Anytime Monte Carlo

A Monte Carlo algorithm typically simulates a prescribed number of samples, taking some random real time to complete the computations necessary. This work considers the converse: to impose a real-time budget on the computation, so that the number of samples simulated is random. To complicate matters, the real time taken for each simulation may depend on the sample produced, so that the samples themselves are not independent of their number, and a length bias with respect to computation time is introduced. We propose an anytime framework to address this concern. We firstly introduce a continuous-time Markov jump process to chart the progress of the computation in real time.

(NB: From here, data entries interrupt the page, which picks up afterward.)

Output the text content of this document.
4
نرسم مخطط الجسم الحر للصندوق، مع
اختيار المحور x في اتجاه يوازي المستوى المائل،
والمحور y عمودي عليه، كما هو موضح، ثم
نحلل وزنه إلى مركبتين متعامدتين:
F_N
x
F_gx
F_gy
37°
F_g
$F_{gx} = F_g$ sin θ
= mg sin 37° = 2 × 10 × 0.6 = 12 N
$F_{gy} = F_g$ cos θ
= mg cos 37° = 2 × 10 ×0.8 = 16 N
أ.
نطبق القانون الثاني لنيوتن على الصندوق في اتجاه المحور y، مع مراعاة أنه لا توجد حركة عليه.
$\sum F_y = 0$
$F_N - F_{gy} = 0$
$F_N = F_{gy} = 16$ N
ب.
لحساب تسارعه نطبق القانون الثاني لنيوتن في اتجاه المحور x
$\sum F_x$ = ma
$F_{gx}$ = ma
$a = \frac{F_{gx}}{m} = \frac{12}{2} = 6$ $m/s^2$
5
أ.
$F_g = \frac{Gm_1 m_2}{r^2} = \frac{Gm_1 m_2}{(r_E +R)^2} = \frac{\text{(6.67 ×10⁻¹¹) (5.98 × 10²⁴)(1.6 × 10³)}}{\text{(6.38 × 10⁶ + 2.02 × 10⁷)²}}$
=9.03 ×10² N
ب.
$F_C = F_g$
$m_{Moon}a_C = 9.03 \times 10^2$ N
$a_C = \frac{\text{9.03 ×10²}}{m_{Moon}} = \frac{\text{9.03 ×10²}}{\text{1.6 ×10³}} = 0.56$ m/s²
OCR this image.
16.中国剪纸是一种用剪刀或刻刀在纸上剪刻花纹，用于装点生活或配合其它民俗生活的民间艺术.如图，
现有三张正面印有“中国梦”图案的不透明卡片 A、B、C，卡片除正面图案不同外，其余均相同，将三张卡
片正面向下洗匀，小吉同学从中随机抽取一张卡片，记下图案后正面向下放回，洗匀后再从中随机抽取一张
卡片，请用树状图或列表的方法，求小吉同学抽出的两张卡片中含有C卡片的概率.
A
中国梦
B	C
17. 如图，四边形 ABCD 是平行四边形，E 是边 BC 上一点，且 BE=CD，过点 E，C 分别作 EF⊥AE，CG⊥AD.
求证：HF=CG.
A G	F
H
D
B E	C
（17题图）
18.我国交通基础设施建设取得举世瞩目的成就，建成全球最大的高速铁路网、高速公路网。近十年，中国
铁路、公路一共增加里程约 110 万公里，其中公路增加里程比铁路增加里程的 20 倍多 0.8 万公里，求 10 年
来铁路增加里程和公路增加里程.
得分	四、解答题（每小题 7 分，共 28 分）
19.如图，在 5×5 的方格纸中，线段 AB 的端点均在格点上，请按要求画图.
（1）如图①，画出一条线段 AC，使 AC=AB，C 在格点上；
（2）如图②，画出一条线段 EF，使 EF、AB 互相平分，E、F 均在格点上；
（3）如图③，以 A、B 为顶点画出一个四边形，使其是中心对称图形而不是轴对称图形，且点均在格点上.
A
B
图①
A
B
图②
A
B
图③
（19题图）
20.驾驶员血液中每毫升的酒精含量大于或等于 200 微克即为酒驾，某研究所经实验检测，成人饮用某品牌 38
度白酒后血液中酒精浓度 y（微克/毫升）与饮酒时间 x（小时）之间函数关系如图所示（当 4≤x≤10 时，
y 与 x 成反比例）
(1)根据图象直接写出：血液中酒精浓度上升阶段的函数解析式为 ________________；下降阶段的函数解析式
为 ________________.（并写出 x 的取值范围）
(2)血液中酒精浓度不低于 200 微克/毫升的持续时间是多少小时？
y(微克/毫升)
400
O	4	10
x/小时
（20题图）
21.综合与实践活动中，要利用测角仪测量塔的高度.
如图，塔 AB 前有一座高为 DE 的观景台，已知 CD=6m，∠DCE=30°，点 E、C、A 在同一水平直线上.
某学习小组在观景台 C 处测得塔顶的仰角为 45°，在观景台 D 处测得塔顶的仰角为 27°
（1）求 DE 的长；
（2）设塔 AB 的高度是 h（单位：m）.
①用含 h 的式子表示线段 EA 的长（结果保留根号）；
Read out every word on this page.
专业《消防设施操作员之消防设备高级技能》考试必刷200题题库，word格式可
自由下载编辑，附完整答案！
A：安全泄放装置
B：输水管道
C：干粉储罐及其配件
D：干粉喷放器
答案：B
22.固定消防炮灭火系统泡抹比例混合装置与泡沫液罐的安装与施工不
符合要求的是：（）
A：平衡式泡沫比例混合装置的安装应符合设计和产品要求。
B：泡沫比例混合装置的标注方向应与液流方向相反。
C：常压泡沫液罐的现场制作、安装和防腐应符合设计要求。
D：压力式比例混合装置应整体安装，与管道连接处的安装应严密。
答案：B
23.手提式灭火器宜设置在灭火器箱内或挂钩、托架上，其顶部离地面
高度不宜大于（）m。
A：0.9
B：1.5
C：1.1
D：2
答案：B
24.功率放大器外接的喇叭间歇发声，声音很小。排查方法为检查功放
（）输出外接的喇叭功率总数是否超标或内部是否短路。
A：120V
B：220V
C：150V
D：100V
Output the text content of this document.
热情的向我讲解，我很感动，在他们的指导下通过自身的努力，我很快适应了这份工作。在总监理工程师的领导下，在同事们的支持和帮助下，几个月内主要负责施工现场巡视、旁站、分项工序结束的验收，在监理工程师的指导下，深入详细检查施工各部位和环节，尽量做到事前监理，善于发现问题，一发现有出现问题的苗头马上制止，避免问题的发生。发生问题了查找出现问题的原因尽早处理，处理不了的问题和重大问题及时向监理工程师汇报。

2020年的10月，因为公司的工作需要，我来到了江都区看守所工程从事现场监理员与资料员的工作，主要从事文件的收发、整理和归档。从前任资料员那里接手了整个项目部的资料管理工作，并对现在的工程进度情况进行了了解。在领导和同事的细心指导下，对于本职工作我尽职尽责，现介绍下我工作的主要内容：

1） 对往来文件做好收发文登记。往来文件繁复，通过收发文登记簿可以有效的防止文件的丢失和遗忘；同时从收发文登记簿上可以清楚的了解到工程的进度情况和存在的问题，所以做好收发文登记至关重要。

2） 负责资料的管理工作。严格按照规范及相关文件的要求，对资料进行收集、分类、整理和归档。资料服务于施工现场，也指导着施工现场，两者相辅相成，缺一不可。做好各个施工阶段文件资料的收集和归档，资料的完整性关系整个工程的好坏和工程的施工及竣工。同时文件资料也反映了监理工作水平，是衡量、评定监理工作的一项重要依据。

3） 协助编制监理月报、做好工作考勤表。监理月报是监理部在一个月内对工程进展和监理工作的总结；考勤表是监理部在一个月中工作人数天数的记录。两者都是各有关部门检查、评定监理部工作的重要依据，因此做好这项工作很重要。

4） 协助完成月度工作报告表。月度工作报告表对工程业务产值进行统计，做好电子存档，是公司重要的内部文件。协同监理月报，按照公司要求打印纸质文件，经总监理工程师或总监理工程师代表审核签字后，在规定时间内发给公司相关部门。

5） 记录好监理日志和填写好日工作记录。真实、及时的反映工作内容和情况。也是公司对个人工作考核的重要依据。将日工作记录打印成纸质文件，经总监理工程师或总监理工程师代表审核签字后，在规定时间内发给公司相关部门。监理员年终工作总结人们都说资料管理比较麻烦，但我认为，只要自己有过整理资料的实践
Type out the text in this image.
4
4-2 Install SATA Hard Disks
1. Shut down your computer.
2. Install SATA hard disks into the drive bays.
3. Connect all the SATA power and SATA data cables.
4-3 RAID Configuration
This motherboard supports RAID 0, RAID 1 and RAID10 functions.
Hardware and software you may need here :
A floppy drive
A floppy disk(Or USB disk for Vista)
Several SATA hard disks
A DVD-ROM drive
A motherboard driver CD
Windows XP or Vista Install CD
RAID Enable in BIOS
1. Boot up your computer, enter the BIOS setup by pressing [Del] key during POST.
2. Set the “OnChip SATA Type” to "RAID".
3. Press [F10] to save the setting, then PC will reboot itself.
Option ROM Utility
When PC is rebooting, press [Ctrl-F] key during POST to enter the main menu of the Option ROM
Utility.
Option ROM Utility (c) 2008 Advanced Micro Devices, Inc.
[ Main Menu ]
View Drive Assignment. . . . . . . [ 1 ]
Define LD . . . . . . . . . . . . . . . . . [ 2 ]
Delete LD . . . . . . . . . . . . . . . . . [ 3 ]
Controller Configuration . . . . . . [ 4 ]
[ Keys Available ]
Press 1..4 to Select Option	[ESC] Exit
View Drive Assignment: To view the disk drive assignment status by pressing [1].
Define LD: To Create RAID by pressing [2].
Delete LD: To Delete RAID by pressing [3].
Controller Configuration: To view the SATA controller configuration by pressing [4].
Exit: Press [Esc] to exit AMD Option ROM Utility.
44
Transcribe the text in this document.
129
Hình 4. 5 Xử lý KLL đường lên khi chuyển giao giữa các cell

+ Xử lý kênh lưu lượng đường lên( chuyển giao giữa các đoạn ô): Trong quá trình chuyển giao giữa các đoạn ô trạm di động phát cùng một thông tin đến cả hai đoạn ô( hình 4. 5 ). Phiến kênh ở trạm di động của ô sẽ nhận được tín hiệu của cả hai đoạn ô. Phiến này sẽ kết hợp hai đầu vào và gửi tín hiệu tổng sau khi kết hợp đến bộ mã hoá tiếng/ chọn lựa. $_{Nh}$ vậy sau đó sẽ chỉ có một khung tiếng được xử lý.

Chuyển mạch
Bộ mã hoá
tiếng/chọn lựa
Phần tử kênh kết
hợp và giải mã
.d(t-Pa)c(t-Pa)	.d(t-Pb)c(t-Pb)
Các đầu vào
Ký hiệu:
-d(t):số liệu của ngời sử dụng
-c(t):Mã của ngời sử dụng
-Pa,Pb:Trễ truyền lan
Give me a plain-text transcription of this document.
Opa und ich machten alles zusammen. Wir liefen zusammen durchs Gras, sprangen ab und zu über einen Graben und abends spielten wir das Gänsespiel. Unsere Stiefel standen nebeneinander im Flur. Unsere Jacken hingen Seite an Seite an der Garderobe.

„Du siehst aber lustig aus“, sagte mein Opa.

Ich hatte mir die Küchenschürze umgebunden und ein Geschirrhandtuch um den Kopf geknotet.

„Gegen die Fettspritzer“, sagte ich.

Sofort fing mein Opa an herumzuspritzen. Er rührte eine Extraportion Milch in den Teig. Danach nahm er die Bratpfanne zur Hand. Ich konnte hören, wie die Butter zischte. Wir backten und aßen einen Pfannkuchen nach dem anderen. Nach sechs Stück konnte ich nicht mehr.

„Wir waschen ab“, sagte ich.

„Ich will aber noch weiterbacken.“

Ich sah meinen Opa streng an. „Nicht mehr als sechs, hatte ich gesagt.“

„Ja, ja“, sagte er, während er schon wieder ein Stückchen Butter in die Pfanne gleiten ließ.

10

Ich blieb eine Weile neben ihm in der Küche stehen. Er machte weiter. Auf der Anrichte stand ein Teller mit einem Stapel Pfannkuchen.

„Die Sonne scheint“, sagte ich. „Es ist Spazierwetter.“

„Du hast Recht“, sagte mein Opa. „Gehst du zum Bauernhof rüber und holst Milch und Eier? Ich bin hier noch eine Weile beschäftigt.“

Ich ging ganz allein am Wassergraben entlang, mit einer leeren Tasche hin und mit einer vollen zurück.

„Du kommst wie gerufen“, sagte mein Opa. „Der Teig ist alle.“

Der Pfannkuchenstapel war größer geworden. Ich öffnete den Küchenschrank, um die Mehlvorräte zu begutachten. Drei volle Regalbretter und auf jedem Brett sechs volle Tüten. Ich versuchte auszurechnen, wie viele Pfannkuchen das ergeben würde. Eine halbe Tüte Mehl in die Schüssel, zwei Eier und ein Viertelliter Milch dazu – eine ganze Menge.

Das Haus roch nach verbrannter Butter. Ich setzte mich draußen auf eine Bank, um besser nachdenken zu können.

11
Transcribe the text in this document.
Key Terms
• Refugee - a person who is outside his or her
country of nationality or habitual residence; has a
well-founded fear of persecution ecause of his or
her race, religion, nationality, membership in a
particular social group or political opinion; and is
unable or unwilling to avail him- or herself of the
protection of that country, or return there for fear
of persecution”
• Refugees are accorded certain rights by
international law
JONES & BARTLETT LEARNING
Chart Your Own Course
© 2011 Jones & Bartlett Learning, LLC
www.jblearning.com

With respect to the target distribution, the stationary distribution of this process is length-biased by computation time. We introduce a multiple chain construction to eliminate this length bias for any Markov chain Monte Carlo (MCMC) algorithm. Exploiting this debiasing technique yields MCMC algorithms that may be interrupted at any real time to obtain a sample from the target distribution. We call these class of interruptible algorithms anytime Monte Carlo algorithms. The utility of these algorithms is demonstrated on a large-scale Sequential Monte Carlo Squared implementation using four billion particles in total, distributed across a cluster of 128 graphics processing units on the Amazon EC2 service, providing approximately 200000-way parallelism. The anytime framework is used to impose a real-time budget on move steps, ensuring that all processors are simultaneously ready for the resampling step, demonstrably reducing wait times.